Gad is one the tribes of Israel claiming descent from Jacob through Zilpah, the slave of first wife, Leah (see Genesis 35:26). Gad was one of the three tribes whose inheritance was on the eastern side of the Jordan River (most of Israel was on the western side; see Numbers 32:16–19). Because of this, the Bible describes the tribe of Gad (along with the tribe of Reuben and half of the tribe of Manasseh) as making a special covenant not to worship gods besides Jehovah and to always come to Israel’s aid in times of war (Joshua 22:21–29).
Jacob’s blessing of Gad in Genesis 49:19 is obscure, though it is based on wordplays on Gad’s name—of the six words in the Hebrew version of this verse, four are some form of a G/D root. Moses’s blessing in Deuteronomy 33:20–21 is clearer (and more positive). There Moses spoke of Gad’s military prowess and connection to law and justice.

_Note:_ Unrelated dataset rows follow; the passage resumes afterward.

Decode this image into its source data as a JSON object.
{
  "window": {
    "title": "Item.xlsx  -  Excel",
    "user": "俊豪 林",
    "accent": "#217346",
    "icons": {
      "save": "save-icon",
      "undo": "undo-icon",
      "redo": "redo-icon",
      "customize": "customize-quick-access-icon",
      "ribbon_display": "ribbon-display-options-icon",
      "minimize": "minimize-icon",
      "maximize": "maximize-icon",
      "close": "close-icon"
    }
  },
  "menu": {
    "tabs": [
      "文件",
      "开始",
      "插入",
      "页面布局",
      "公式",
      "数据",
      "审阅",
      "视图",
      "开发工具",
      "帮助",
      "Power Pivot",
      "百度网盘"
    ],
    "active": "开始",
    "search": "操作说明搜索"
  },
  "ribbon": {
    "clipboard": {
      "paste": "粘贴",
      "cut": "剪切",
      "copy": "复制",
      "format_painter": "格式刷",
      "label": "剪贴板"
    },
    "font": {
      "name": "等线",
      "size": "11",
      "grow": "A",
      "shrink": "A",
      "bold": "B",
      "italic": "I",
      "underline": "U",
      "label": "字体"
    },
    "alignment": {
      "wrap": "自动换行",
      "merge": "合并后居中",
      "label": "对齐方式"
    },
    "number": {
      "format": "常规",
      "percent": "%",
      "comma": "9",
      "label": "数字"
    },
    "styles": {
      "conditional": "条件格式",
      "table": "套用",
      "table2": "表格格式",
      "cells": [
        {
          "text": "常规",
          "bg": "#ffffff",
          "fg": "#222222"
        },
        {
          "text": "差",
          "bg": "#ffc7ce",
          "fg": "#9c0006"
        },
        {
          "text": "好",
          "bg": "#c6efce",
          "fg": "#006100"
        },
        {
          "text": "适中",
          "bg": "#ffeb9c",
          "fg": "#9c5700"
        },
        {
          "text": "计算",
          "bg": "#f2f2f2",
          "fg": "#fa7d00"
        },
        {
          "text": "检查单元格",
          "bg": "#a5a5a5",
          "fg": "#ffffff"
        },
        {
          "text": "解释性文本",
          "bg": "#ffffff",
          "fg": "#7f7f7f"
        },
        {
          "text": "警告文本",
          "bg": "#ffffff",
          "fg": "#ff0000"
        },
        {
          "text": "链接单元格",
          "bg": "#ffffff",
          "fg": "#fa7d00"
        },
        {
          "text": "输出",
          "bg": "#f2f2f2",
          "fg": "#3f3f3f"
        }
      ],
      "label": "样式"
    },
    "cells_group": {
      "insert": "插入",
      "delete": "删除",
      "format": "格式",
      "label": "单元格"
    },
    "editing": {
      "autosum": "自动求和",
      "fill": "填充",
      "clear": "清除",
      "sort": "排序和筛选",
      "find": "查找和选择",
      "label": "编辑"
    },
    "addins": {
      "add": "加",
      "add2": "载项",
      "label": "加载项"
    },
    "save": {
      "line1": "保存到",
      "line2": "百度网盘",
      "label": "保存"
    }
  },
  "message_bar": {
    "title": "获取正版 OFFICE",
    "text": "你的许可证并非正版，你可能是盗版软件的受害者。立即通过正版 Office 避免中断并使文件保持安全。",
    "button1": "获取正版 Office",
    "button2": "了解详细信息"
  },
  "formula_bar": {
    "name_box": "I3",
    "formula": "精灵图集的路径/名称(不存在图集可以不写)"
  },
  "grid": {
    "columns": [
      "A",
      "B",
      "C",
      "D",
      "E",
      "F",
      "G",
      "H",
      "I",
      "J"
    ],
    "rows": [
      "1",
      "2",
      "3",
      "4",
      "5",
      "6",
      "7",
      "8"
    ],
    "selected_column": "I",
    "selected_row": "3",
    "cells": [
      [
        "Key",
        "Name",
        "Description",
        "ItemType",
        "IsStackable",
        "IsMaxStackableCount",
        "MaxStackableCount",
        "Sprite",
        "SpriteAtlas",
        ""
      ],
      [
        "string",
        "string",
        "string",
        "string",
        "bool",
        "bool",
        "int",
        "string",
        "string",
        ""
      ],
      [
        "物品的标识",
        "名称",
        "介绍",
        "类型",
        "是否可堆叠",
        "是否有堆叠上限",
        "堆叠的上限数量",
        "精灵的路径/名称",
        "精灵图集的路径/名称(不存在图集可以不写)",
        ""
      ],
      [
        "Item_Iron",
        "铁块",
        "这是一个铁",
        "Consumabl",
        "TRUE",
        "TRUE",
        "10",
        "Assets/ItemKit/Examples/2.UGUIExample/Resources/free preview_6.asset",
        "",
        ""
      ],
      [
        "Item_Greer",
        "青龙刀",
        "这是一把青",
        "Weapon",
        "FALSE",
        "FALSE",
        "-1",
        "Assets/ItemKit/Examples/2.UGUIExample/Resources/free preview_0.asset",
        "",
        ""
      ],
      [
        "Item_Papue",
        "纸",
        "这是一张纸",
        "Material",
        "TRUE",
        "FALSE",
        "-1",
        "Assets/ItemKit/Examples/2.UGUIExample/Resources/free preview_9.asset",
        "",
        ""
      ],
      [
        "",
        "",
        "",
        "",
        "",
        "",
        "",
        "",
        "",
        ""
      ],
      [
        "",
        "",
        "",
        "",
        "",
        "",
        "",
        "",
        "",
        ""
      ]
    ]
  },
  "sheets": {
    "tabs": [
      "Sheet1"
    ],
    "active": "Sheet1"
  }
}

Based on the Bible’s association of the tribes with the stones in the Aaronic high priest’s breastplate and on the description in Numbers of the tribes’ being arranged with the “ensign of his father’s house” (Numbers 2:2), later Jewish tradition identified the stones, flags, and symbols on those flags given to each tribe. Gad’s stone is the agate. The tribe’s flag is described as mix of black and white, although it is unclear whether this was an alternating pattern or some kind of gray. The image on the flag is a military camp, deriving from the description of Gad as a troop in Jacob’s blessing.
 Numbers Rabbah 2:7, in Judah J. Slotki, Numbers Rabbah I (London, England: Soncino Press, 1939), 29–30.